Wins | Probability | Un 10.5 | Ov 8.5 | Net Units Won | EV |
---|---|---|---|---|---|
0 | 0.000000 | 1 | -1.7 | -0.7 | 0.000000 |
1 | 0.000000 | 1 | -1.7 | -0.7 | 0.000000 |
2 | 0.000000 | 1 | -1.7 | -0.7 | 0.000000 |
3 | 0.000000 | 1 | -1.7 | -0.7 | 0.000000 |
4 | 0.023438 | 1 | -1.7 | -0.7 | -0.016406 |
5 | 0.039063 | 1 | -1.7 | -0.7 | -0.027344 |
6 | 0.070313 | 1 | -1.7 | -0.7 | -0.049219 |
7 | 0.085938 | 1 | -1.7 | -0.7 | -0.060156 |
8 | 0.132813 | 1 | -1.7 | -0.7 | -0.092969 |
9 | 0.148438 | 1 | 1 | 2 | 0.296875 |
10 | 0.148438 | 1 | 1 | 2 | 0.296875 |
11 | 0.132813 | -2.35 | 1 | -1.35 | -0.179297 |
12 | 0.085938 | -2.35 | 1 | -1.35 | -0.116016 |
13 | 0.070313 | -2.35 | 1 | -1.35 | -0.094922 |
14 | 0.039063 | -2.35 | 1 | -1.35 | -0.052734 |
15 | 0.023438 | -2.35 | 1 | -1.35 | -0.031641 |
16 | 0.000000 | -2.35 | 1 | -1.35 | 0.000000 |
Total | 1.000000 | -0.126953 |
The -0.1270 is the expected units won, based on 4.05 units bet. So the expected value, based on the total amount bet is -0.127/4.05 = -3.13%.
Quote: WizardLet's assume the bets against 9.5 are fair, after squeezing out the juice. How shall we then analyze the value of buying or laying an extra win?
And if this assumption is wrong, then what?
I'm fairly confident there was an over 9 at -110 the same time as the u9.5 -130. Much of the summer there were even better numbers on alternate wins for Miami.
Quote: TomGAnd if this assumption is wrong, then what?

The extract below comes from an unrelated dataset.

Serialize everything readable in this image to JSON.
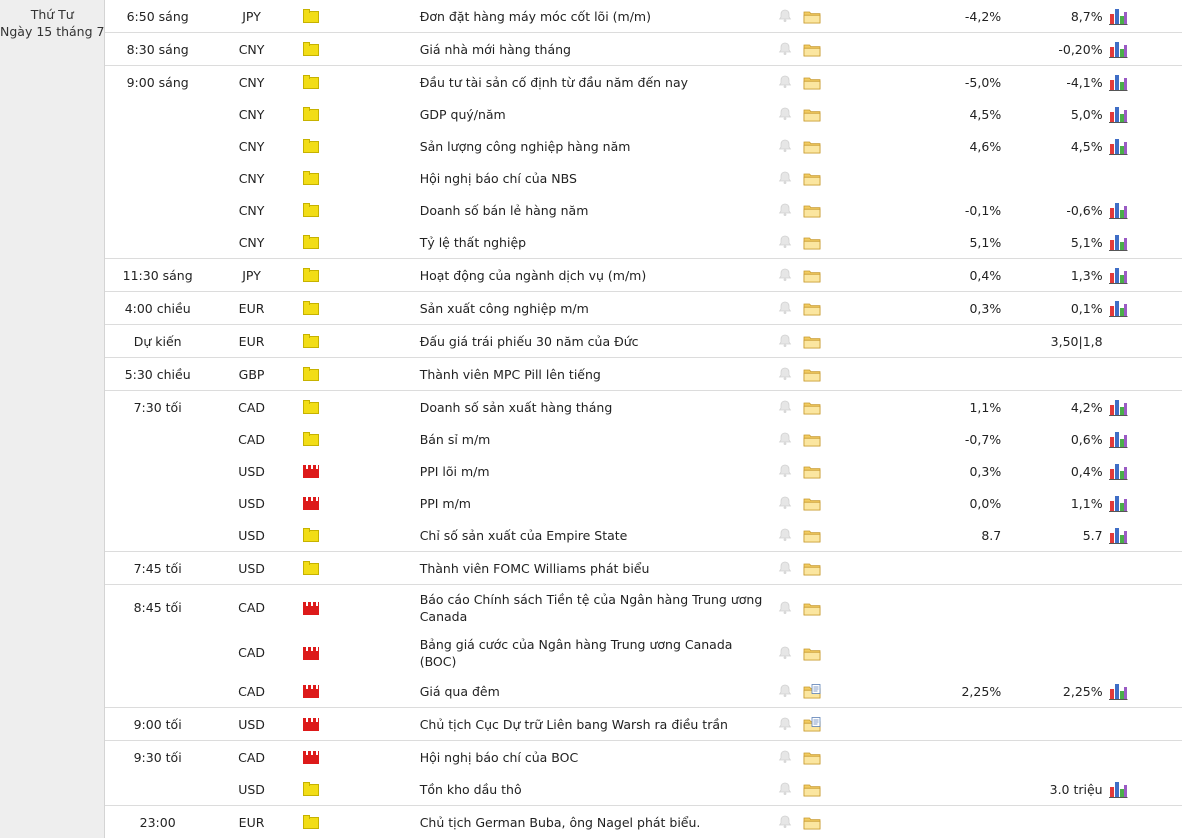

I'm fairly confident there was an over 9 at -110 the same time as the u9.5 -130. Much of the summer there were even better n
I am not saying that the bet specifically on Miami is good or bad. I'm trying to address whether the idea of Polish or English middling the alternate lines is a good idea. I just picked Miami as an example. It was the first bet on the page to have an over/under line that didn't have a half. The math gets messier if we have to deal with pushes.
Quote: WizardI'm trying to address whether the idea of Polish or English middling the alternate lines is a good idea.
The answer is most undoubtedly yes. Maybe not with these numbers, but there were definitely numbers available this summer that were very good for both.
As a generality: I think most people are averse to going for those Polish middles (and not just because of the vaguely racist name). But if the numbers are good, then the bets are good, even if we can lose big.